Imagine your town has just been visited by a massive natural disaster. There's no electricity, and the water system is contaminated with sewage. What are you going to drink? At the six day disaster preparedness exercise called Strong Angel III, held last August in San Diego, the answer for the event's 800 participants was purified seawater from Aqua Genesis LLC. The 3-year-old Las Vegas company's desalination device can be powered by geothermal heat, so it will work even if the power grid goes down.

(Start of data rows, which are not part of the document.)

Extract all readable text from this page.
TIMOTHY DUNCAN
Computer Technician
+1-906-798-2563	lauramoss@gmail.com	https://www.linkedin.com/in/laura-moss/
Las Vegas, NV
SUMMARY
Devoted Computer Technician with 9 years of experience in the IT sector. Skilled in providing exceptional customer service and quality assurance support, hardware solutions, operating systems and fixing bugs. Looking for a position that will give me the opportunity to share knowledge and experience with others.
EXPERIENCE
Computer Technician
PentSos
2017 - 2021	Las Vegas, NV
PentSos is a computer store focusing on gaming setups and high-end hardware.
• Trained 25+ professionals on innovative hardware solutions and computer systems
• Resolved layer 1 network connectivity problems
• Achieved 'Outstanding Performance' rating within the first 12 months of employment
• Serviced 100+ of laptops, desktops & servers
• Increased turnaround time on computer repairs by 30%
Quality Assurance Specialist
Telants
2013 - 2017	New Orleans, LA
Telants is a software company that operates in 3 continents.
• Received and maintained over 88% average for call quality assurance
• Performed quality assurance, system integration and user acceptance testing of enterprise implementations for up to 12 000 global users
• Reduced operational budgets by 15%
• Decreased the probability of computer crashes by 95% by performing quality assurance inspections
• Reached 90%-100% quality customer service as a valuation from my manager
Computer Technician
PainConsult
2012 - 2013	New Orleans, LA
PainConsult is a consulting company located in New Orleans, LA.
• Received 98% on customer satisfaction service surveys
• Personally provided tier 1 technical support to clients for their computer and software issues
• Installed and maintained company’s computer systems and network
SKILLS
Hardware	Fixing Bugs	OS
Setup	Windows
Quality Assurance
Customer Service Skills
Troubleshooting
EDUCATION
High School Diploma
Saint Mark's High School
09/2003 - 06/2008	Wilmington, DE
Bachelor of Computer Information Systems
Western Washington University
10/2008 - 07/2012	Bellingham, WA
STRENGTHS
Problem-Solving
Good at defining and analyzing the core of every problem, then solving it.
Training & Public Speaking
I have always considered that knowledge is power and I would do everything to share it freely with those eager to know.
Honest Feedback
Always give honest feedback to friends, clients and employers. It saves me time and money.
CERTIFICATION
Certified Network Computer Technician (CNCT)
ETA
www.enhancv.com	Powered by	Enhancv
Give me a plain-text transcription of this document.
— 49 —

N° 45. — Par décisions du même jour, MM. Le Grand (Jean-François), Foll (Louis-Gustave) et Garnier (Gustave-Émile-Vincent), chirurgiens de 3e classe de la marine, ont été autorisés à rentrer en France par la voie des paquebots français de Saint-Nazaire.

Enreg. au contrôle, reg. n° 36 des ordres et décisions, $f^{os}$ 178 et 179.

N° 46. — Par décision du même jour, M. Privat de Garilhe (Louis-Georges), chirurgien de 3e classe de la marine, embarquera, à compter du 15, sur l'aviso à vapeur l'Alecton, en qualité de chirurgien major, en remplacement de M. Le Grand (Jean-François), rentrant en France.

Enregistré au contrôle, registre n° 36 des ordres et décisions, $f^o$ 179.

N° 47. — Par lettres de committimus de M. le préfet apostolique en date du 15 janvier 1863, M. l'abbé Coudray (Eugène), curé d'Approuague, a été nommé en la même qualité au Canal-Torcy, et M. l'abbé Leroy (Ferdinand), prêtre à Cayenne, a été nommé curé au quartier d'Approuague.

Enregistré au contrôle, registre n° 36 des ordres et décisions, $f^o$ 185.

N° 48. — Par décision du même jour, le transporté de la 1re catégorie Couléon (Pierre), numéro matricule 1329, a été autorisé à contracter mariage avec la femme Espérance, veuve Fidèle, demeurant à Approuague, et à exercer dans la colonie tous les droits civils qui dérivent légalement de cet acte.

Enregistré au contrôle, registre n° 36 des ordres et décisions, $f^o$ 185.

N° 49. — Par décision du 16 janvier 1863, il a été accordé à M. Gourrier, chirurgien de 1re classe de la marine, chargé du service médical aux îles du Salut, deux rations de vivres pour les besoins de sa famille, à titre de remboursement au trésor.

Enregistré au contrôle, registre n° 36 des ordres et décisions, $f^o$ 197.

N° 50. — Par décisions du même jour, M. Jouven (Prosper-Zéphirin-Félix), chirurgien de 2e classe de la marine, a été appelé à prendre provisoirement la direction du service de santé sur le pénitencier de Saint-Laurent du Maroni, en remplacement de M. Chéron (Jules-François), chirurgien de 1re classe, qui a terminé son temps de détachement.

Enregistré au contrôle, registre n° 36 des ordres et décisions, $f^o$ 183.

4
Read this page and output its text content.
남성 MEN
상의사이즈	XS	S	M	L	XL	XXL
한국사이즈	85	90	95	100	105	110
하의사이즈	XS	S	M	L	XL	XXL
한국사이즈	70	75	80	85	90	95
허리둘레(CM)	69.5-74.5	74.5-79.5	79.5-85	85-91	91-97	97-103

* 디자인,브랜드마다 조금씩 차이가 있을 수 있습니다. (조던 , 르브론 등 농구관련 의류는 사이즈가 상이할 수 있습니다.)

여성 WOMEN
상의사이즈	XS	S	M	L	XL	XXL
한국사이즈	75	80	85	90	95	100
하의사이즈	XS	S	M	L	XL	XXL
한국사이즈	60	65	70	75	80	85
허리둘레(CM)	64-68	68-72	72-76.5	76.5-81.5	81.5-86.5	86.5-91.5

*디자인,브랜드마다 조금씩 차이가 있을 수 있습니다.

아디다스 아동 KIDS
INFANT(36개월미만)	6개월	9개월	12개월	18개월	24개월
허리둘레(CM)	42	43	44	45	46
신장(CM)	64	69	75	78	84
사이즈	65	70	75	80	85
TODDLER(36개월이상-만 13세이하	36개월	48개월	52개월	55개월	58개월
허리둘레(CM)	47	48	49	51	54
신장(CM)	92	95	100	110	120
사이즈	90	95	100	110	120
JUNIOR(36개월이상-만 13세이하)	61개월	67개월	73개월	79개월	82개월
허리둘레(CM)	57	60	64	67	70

The easy-to-maintain device, which has few moving parts, is the brainchild of tire heir Doug Firestone, 56, and Ronald Newcomb, 53, who's also director of operations at the Center for Advanced Water Technologies at San Diego State University. Last fall, the entrepreneurs were in the process of securing roughly $4 million in private financing to build the first full-scale plant using their device, known as the Delta-T, in California's Imperial County. They plan to operate their own plants and sell water to municipalities around the Southwest, a market that Newcomb estimates at $1 billion. "We tried to estimate the potential size of our company," Newcomb says. "But the numbers became so big, we just stopped."

Newcomb isn't the only entrepreneur who thinks he's found a gold mine in water. With the world's popu-lation increasing about 2 percent each year, fresh water supplies are being exhausted in many locales. The World Health Organization estimates 1.1 billion people worldwide lack regular access to potable water today, some 17 percent of the world's population. Here in the U.S., growing population has put pressure on water supplies in California, Hawaii, parts of the Southwest and elsewhere as wells are contaminated or exhausted and river-water supplies become scarcer. Hurricane Katrina also raised public awareness about the problems of contaminated water. Experts believe there's boundless opportunity for creative inventors who can help meet the world's growing water needs.